Portrait of Martha Washington
Eleanor Parke Custis
An item at Metropolitan Museum of Art
Eleanor Custis, known as "Nelly," was the granddaughter of Martha Washington and adopted stepdaughter of George Washington (Nelly Custis’s paternal grandfather was Daniel Parke Custis, Martha Washington’s first husband). Custis grew up at Mount Vernon, George and Martha Washington’s estate, then moved with the family in 1789 to the seat of government in New York following the election that made her step-grandfather the first president of the United States.
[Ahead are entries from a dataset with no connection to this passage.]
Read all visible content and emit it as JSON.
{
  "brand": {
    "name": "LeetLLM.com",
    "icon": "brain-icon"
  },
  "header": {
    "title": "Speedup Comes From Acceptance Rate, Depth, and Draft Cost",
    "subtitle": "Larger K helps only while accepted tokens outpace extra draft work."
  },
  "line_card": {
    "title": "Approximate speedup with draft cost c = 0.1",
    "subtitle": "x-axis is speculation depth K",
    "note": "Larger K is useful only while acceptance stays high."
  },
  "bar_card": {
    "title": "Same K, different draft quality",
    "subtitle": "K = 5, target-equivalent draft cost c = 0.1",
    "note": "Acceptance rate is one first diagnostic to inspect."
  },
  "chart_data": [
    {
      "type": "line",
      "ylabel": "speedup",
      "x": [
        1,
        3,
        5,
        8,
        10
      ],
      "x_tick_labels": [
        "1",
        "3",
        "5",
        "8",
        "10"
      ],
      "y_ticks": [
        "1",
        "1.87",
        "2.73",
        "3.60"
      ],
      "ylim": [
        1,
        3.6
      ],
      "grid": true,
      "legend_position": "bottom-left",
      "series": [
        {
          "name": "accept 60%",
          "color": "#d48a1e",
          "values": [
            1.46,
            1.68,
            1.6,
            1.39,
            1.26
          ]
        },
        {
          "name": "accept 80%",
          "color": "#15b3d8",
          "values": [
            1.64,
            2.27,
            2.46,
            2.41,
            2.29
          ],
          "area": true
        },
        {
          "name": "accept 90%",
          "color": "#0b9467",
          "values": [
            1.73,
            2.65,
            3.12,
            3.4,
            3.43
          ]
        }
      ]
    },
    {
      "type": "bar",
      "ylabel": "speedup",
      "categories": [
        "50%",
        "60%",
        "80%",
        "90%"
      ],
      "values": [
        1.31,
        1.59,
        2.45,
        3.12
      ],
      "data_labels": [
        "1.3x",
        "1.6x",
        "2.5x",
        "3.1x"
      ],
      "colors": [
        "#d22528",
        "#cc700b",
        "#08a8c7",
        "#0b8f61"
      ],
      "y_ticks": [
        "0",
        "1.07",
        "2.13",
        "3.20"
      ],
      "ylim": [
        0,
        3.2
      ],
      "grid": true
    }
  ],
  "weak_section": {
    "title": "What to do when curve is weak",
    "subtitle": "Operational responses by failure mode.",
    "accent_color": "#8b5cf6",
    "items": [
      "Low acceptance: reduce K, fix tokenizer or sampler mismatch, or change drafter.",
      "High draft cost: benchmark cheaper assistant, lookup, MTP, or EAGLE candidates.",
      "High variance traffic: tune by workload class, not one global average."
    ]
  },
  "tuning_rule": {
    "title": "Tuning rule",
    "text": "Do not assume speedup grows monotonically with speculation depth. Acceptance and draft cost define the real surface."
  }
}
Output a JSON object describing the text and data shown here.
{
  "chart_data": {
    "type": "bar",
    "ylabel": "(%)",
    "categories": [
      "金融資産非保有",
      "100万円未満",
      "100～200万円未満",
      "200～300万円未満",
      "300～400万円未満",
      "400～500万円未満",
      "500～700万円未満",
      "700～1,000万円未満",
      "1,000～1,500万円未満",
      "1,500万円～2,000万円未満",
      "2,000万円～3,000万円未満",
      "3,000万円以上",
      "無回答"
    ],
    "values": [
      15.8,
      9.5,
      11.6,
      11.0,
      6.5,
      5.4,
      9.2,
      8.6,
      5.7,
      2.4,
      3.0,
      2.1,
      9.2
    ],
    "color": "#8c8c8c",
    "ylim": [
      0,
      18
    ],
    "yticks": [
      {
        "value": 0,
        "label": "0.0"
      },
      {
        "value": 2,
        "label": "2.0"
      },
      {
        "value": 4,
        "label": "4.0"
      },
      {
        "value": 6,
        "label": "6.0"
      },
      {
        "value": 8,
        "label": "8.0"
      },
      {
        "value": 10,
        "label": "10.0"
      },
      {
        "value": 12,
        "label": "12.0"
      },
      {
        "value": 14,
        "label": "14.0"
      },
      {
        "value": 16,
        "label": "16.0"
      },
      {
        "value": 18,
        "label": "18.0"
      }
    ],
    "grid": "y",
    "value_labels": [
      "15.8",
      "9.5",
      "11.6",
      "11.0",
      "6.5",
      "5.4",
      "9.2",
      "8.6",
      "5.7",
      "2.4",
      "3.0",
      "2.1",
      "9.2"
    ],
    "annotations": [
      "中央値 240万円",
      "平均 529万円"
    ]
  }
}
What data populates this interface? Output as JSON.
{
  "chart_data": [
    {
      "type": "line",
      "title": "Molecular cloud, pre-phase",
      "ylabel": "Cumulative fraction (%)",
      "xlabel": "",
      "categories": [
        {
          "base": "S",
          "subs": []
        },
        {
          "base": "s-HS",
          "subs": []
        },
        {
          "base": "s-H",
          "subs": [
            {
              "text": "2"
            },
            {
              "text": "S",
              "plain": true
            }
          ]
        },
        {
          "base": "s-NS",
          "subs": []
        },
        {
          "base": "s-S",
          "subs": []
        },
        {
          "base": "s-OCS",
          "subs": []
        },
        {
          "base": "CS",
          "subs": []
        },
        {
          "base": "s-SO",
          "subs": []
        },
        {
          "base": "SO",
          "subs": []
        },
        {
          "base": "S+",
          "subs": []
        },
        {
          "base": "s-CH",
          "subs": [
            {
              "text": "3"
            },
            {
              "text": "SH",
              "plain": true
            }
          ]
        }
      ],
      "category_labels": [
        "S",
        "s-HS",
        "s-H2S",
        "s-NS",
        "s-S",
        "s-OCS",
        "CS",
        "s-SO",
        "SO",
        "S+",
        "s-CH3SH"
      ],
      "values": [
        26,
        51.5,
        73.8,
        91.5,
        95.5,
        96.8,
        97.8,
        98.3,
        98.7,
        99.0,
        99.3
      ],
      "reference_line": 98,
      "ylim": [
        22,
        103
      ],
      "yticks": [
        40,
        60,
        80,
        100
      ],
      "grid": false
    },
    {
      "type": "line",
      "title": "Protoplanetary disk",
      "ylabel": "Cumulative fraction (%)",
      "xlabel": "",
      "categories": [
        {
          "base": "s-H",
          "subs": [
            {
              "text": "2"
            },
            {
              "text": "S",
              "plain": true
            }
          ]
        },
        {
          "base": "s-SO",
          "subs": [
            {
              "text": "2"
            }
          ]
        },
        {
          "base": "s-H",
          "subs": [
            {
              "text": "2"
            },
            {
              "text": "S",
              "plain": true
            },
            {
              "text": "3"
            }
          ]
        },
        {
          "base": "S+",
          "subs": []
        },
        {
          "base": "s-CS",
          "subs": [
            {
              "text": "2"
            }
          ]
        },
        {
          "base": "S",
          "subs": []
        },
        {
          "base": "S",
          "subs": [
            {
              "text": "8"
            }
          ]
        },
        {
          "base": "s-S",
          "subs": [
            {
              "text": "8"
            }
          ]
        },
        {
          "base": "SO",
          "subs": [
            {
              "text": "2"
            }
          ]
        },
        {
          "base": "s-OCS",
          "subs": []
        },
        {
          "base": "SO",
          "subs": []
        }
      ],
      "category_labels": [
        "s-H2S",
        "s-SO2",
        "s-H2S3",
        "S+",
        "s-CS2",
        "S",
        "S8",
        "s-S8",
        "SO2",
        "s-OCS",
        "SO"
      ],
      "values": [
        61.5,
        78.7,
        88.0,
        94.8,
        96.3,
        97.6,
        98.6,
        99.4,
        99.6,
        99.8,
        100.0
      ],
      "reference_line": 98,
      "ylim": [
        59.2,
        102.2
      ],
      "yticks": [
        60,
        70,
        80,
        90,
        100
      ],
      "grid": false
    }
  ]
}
A year later, the family moved to Philadelphia, where they would remain until Washington’s retirement from office in 1797. The art courses that Custis took while living in New York and Philadelphia likely included silhouette-cutting instruction, priming her to render this hollow-cut silhouette portrait of her grandmother, in which the negative profile was cut from board and placed atop a black fabric support. Custis created a silhouette portrait of George Washington that is also in The Met's collection (see accession number 79.6).
Drawings and Prints
An exhibit at Metropolitan Museum of Art
The Department’s vast collection of works on paper comprises approximately 21,000 drawings, 1.2 million prints, and 12,000 illustrated books created in Europe and the Americas from about 1400 to the present day. Since its foundation in 1916, the Department has been committed to collecting a wide range of works on paper, which includes both pieces that are incredibly rare and lauded for their aesthetic appeal, as well as material that is more popular, functional, and ephemeral. The broad scope of the department’s collecting encourages questions of connoisseurship as well as those pertaining to function and context, and demonstrates the vital role that prints, drawings, and illustrated books have played throughout history.